Topological Route to New and Unusual Coulomb Spin Liquids

Coulomb spin liquids are topological magnetic states obeying an emergent Gauss law. Little distinction has been made between different kinds of Coulomb liquids. Here we show how a series of distinct Coulomb liquids can be generated straightforwardly by varying the constraints on a classical spin system. This leads to pair creation, and coalescence, of topological defects of an underlying vector field. The latter makes higher-rank spin liquids, of recent interest in the context of fracton theories, with attendant multifold pinch points in the structure factor, appear naturally. New Coulomb liquids with an abundance of pinch points also arise. We thus establish a new and general route to uncovering exotic Coulomb liquids, via the manipulation of topological defects in momentum space.

Figure 1

Honeycomb lattice model exhibiting a series of distinct classical spin liquids. (a) The local constraint defining the ground states of the model.

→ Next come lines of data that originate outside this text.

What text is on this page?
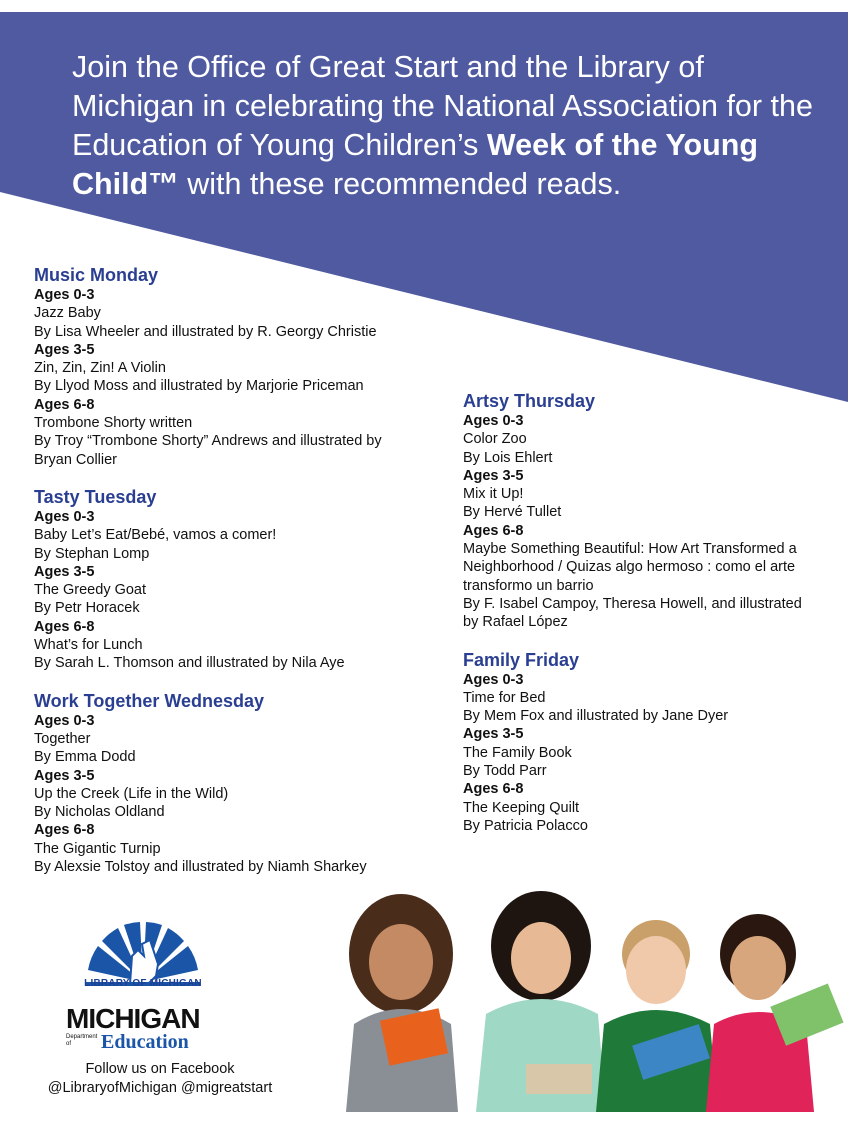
Join the Office of Great Start and the Library of Michigan in celebrating the National Association for the Education of Young Children’s Week of the Young Child™ with these recommended reads.
Music Monday
Ages 0-3
Jazz Baby
By Lisa Wheeler and illustrated by R. Georgy Christie
Ages 3-5
Zin, Zin, Zin! A Violin
By Llyod Moss and illustrated by Marjorie Priceman
Ages 6-8
Trombone Shorty written
By Troy “Trombone Shorty” Andrews and illustrated by
Bryan Collier
Tasty Tuesday
Ages 0-3
Baby Let’s Eat/Bebé, vamos a comer!
By Stephan Lomp
Ages 3-5
The Greedy Goat
By Petr Horacek
Ages 6-8
What’s for Lunch
By Sarah L. Thomson and illustrated by Nila Aye
Work Together Wednesday
Ages 0-3
Together
By Emma Dodd
Ages 3-5
Up the Creek (Life in the Wild)
By Nicholas Oldland
Ages 6-8
The Gigantic Turnip
By Alexsie Tolstoy and illustrated by Niamh Sharkey
Artsy Thursday
Ages 0-3
Color Zoo
By Lois Ehlert
Ages 3-5
Mix it Up!
By Hervé Tullet
Ages 6-8
Maybe Something Beautiful: How Art Transformed a
Neighborhood / Quizas algo hermoso : como el arte
transformo un barrio
By F. Isabel Campoy, Theresa Howell, and illustrated
by Rafael López
Family Friday
Ages 0-3
Time for Bed
By Mem Fox and illustrated by Jane Dyer
Ages 3-5
The Family Book
By Todd Parr
Ages 6-8
The Keeping Quilt
By Patricia Polacco
LIBRARY OF MICHIGAN
MICHIGAN
Department of	Education
Follow us on Facebook
@LibraryofMichigan @migreatstart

The sum of spins on each hexagon (black, filled circles) plus a coefficient $\gamma$ multiplied by the sum of spins linked to the exterior of the hexagon (red, open circles) must vanish on every hexagon [Eqs. (8) and (9)]. (b) Phase diagram as a function of $\gamma$, showing a series of algebraically correlated CSLs. They are distinguished by the number and arrangement of topological defects of the constraint vector $\mathbf{L}(\mathbf{q})$ in the Brillouin zone, with these defects giving rise to pinch points in the structure factor $S(\mathbf{q})$ (Fig. 2). Transitions between spin liquids occur either by creation or annihilation of pairs of defects ($\gamma =1/3$) or by coalescence of defects with a net charge ($\gamma =1/2$) leading to a higher-rank Coulomb liquid with multifold pinch points.

Figure 2

Evolution of $S(\mathbf{q})$ across distinct honeycomb spin liquids [Fig. 1]. For small values of $\gamma$ there are vortices in $\mathbf{L}(\mathbf{q})$ and corresponding pinch points in $S(\mathbf{q})$ at the Brillouin zone corners. At $\gamma =1/3$ there is a nucleation of pairs of oppositely charged topological defects at the zone boundary which then migrate toward the zone corners. At $\gamma =1/2$ the coalescence of these defects into objects with charge $Q=\pm 2$ manifests in the appearance of fourfold pinch points in the structure factor, associated to the emergence of a rank-2 Coulomb liquid. On increasing $\gamma$ further these defects separate and the system enters a new spin liquid with six pinch points in the interior of the Brillouin zone, as well as at the zone corners. The left half of each panel is the result of a Monte Carlo simulation of $N=1920$ spins at $T=0.002J$ and the right half is a calculation using the projection approach [Eq. (6)].

Figure 3

Construction and phase diagram of octochlore spin liquids. (a) The octochlore lattice, a network of corner sharing octahedra, is the medial lattice of the simple cubic lattice. (b) The local constraint applying to each octahedron in the lattice. The sum of the spins on the central octahedron (red), plus $\alpha$ times the sum of the spins neighboring that octahedron (blue), plus $\beta$ times the sum of remaining spins on the surrounding octahedra (yellow) must vanish [Eq. (15)]. (c) The phase diagram of distinct Coulomb spin liquids obtained by varying $\alpha$ and $\beta$, distinguished by the number and arrangement of topological defects in $\mathbf{L}(\mathbf{q})$. For the definition of each spin liquid see Table 1.

Figure 4

Abundant and multifold pinch points in octochlore spin liquids. (a) $S(\mathbf{q})$ in region IV of Fig. 3. $\mathbf{L}(\mathbf{q})$ exhibits topological defects at $(\pi ,\pi ,\pi )$ and at wave vectors removed along the (1,0,0), (1,1,0), and (1,1,1) directions from that point. The structure factor exhibits pinch point singularities at the corresponding positions. (b) $S(\mathbf{q})$ at the boundary between regions II and VI of Fig. 3. There are $Q=7$ topological defects at the zone corners which manifest as multifold pinch points, associated to a higher-rank Coulomb liquid. The left half of each panel is the result of a Monte Carlo simulation of $N=31944$ spins at $T=0.01J$ and the right half is a calculation using the projection approach.